DR. SHAPIRO: Thank you very much and as I’ve said to others, if there are other things that you’d like to share with us, you could put into writing and we would be glad to look at them carefully and distribute them to all members of the Commission. Well that brings an end to our public comment session today.

Professor Capron: In line with the public comment in distribution of writing, we had at our place this morning a statement from Robert Aller, previously here, when we were in Los Angeles, I gather, and maybe he also came when we were one time in Washington. I don’t remember the times that he has been there. But he raises a number of points about our report and one question about a point on which he is, I think, suggesting we will be criticized in alliance among our consultants, on people who had financial conflicts of interest and I wonder whether this was something which you, Mr. Chairman, was aware of and you can reassure us that this was taken into account in obtaining or using their information. And as a more general question, whether we have in place a method which will inform us. I mean a conflict of interest is not necessarily disqualified in there’s somebody we have some reason we should turn to. But, I guess as a Commissioner, I would like to know about it rather than learning about after the fact where I do think we’re sort of open as an ethics commission to a concern that something is going on and the wool’s been pulled over our eyes.

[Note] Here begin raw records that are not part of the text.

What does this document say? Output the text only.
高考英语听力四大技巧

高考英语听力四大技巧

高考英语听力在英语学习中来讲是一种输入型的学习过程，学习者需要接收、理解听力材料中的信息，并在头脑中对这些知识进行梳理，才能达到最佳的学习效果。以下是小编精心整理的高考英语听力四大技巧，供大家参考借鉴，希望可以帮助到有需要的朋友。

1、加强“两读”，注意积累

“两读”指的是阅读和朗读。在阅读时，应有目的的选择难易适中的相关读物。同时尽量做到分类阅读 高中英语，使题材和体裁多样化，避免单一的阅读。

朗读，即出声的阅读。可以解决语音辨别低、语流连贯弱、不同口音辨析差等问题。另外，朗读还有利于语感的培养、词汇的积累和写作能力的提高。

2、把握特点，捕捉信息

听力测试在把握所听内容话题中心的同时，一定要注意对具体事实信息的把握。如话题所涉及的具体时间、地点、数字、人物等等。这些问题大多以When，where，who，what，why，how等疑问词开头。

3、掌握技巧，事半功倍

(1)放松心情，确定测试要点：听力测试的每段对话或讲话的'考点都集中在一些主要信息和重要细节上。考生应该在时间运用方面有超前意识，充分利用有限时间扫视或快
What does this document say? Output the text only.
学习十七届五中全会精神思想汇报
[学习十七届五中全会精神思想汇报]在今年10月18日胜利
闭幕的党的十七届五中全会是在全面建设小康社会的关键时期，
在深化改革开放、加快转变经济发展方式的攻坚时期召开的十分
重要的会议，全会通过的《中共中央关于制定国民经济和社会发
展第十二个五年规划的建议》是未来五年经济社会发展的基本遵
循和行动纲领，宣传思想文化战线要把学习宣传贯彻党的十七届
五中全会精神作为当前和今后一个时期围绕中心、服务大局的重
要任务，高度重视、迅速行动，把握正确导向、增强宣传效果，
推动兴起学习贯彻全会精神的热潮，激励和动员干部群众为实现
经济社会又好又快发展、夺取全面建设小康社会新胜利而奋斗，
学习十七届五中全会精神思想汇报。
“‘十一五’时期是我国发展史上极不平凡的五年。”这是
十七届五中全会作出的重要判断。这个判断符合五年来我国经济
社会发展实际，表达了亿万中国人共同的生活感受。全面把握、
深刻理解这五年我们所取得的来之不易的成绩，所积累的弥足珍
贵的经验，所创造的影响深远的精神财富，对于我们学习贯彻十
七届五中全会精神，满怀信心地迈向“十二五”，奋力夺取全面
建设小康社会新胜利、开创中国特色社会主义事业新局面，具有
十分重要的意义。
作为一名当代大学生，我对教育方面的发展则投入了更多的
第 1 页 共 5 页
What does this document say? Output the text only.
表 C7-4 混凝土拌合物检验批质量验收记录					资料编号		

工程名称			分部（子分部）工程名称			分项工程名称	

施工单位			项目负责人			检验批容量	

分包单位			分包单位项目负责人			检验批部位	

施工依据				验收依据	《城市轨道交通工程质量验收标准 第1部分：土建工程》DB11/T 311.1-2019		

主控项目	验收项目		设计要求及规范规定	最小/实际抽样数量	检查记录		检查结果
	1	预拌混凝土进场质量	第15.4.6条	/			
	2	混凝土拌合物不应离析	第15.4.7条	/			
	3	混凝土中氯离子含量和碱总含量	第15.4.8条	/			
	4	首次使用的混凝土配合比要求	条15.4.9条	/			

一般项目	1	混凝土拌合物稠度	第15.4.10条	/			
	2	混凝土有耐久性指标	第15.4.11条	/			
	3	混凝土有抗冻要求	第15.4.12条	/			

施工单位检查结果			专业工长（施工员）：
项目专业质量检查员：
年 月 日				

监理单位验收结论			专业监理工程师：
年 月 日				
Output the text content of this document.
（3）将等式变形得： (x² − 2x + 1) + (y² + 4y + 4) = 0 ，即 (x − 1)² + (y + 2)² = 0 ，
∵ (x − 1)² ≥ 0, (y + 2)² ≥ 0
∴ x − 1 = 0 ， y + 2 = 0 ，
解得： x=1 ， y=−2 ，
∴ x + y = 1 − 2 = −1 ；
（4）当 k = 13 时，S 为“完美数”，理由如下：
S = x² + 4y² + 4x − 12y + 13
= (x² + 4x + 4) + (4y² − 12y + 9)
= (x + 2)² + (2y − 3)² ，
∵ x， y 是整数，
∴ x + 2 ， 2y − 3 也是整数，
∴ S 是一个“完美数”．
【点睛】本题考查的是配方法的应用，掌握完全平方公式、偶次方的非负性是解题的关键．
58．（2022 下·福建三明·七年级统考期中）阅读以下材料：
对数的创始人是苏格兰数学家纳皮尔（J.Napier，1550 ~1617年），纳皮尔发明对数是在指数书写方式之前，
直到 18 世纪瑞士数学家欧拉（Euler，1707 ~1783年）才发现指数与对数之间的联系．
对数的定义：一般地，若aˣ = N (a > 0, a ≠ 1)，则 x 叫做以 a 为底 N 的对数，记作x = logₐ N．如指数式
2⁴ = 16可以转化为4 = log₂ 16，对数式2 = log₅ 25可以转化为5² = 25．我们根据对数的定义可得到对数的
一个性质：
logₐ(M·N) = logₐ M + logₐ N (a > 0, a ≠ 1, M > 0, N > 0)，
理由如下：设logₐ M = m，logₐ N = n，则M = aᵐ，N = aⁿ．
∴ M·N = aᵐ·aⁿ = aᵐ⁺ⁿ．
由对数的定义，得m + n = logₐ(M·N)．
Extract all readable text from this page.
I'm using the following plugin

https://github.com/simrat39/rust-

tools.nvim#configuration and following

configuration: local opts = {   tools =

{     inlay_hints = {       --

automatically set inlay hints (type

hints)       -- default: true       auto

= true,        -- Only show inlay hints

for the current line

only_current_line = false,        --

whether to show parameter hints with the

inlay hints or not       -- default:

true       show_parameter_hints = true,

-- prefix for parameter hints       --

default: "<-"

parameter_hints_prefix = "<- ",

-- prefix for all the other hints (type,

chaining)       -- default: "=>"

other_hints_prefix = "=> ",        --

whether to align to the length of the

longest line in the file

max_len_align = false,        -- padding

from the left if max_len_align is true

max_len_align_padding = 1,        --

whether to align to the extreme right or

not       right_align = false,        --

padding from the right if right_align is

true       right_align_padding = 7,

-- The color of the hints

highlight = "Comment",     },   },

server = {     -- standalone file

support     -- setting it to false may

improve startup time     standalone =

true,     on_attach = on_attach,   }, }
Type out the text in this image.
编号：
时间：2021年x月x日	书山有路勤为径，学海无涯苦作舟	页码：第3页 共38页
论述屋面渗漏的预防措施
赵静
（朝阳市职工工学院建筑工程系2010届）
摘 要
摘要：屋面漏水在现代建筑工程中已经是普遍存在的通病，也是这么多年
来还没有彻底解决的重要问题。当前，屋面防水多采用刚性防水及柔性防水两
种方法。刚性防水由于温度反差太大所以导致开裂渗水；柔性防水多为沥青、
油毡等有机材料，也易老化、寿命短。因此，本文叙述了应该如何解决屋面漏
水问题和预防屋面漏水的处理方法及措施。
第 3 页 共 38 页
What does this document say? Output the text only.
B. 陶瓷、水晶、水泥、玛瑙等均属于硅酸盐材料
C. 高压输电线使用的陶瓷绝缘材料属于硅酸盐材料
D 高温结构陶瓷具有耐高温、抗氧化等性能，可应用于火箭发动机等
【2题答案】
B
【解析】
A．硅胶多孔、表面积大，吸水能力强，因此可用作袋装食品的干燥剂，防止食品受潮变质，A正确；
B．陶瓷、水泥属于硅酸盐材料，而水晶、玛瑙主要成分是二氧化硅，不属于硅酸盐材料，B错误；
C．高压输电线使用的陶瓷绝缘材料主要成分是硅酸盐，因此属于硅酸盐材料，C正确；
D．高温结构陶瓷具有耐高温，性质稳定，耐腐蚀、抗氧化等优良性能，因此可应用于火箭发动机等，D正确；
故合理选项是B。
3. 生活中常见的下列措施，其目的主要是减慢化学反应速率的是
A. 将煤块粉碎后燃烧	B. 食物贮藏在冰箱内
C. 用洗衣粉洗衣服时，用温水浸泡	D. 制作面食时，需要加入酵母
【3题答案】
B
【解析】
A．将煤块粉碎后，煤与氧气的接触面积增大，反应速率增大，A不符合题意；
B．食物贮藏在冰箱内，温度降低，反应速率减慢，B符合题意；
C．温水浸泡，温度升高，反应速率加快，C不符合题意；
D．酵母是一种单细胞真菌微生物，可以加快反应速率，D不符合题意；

DR. SHAPIRO: I’ve not read this yet, so I can’t answer anything specific with respect to this but be glad to do so later today after I have a chance to look at it. But we do attempt to look at those issues and consider them when we hire people and I don’t know if we’ve had all the information or not. I just can’t answer that question right now but I’ll ask the staff about that and report back. Yes, Eric.

DR. CASSELL: In the public comment, I don’t remember the gentleman’s name but the question about waiving informed consent. I think it should be made as though that was also true, that also might be true in this category of research. So it ought to be made perfectly clear that occurred in the research on tissue sample situations that are bearing no resemblance whatsoever to research on living subjects.

DR. CHILDRESS: That is something we will be considering in the lower right-hand box. It is something we have to talk about in this context for minimal-risk research. That will come up this afternoon.

DR. SHAPIRO: Well, it’s not quite twelve yet but we’re going to adjourn in any case. Please everyone try to be back here at one o’clock.